Marlowe folded her lower lip under her perfect orthodontics. Like Salome to John the Baptist, her mouth was “a pomegranate cut by an ivory knife.” Fair game, I thought, seeing as my date had wandered off somewhere in the sprawl of our host’s manse. Blake caught me eyeing her over and again turned toward the window, shaking his head. After a moment, he turned back around and poured Dickley another glass, a peace offering.
“Forgive me, Dickle ?”
“Dickley,” Blake corrected. “The byline, see, it’s not how I want to be remembered, but how I want to be forgotten. I want to be a mystery, a footnote. One or two appearances in the index of some obscure text. I want death to enfold me in its erasure. Then we could all just move on.”
“Why bother with a byline at all?” asked Dickley.
“That’s a fine question, Dickle. Howell?”
“It tells you who to blame,” I answered. Blake shrugged, a tacit endorsement. He was getting at
something wholly deeper and darker, surely, but was fine to let it fade. The room went quiet for a nervous moment. Blake again looked out the window. A flickering light was coming from the boathouse.
Dickley eyed the daunting globe of wine before him. Then said, mostly to himself, “Some legacy.”
“I’m not concerned with legacy. I’m not the type that dies,” I said, trying to leaven the room.
“We’re all the type that dies,” said Dickley. Blake nodded and clinked his glass against the kid’s.
“While you were embedded, you never thought about getting shot?”
“I was in a Bedouin tent somewhere on the outskirts of a filing error.
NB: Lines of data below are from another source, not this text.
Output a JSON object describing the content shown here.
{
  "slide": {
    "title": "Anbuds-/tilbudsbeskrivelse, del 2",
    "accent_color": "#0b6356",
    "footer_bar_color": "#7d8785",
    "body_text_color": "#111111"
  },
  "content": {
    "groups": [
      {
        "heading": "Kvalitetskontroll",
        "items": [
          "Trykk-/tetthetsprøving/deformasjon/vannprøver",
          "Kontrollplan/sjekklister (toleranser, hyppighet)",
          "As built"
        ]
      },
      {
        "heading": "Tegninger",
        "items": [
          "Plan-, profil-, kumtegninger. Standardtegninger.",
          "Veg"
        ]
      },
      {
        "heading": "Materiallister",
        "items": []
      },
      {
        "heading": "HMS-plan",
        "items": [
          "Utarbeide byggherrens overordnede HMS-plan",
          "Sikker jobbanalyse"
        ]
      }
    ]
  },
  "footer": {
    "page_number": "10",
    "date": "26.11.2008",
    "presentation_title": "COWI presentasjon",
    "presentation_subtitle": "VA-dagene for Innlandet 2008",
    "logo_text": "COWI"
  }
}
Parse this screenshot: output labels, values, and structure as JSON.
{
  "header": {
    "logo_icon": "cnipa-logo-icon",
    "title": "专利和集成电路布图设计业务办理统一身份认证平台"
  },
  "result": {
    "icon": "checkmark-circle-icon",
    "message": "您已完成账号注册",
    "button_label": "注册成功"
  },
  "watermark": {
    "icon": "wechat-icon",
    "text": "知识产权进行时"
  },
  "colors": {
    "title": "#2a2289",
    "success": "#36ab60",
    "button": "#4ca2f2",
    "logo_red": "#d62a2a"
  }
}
Shot?” I said. Then conceded, “Okay, maybe in the arm.”
“Nobly winged,” Blake added.
“I’m not heroic,” I said.
“You’d’ve taken a bullet, Howell. Right in the Bible.”
Marlowe reached over Dickley to thump my chest, which resulted in a good clang of a note, knuckle to tin ? my flask.
“The dead aren’t heroic either, Howell. If any of them believed that, then they’re patsies,” trumpeted Blake, who turned to Dickley with his arms outstretched and said, “Patsy is Aramaic for martyr.”
Dickley took a healthy swig, playing catch up. Marlowe immediately refilled his glass.
A dark gleam came to Blake’s eye. With a child’s resolve, he asked “Do you want to see the dead?”
“No,” Marlowe said, jagged and quick. She squeezed herself between Dickley’s lap and the table, a strangely pliant woman.
“How?” Dickley challenged.
“To see the dead, you must drink at dawn. I read it in a book.” Blake explained.
“I can drink ’til dawn,” said Dickley.
“That won?t do. You have to wake up at dawn and start drinking. The dead want nothing to do with the weary,? Blake explained.
“And it’s absolutely necessary to drink?”
“Spirits are particularly interested in wine. Fine wine. That’s why they’re always paired together.”
“I’m game,” I said.
Dickley nearly raised his hand, but Marlowe put his finger in her mouth. After a beat, Blake announced, “It’s you and me Howell. Drinks at dawn.”
His words ricocheted off the exposed beams of the kitchen ceiling, rang off the copper pots and brushed steel skillets strung along the walls, and finally diffused their tiny echo like the whisper of smoke from a match extinguished.
Blake and I reached for the bottle at the same time. His hand trembled.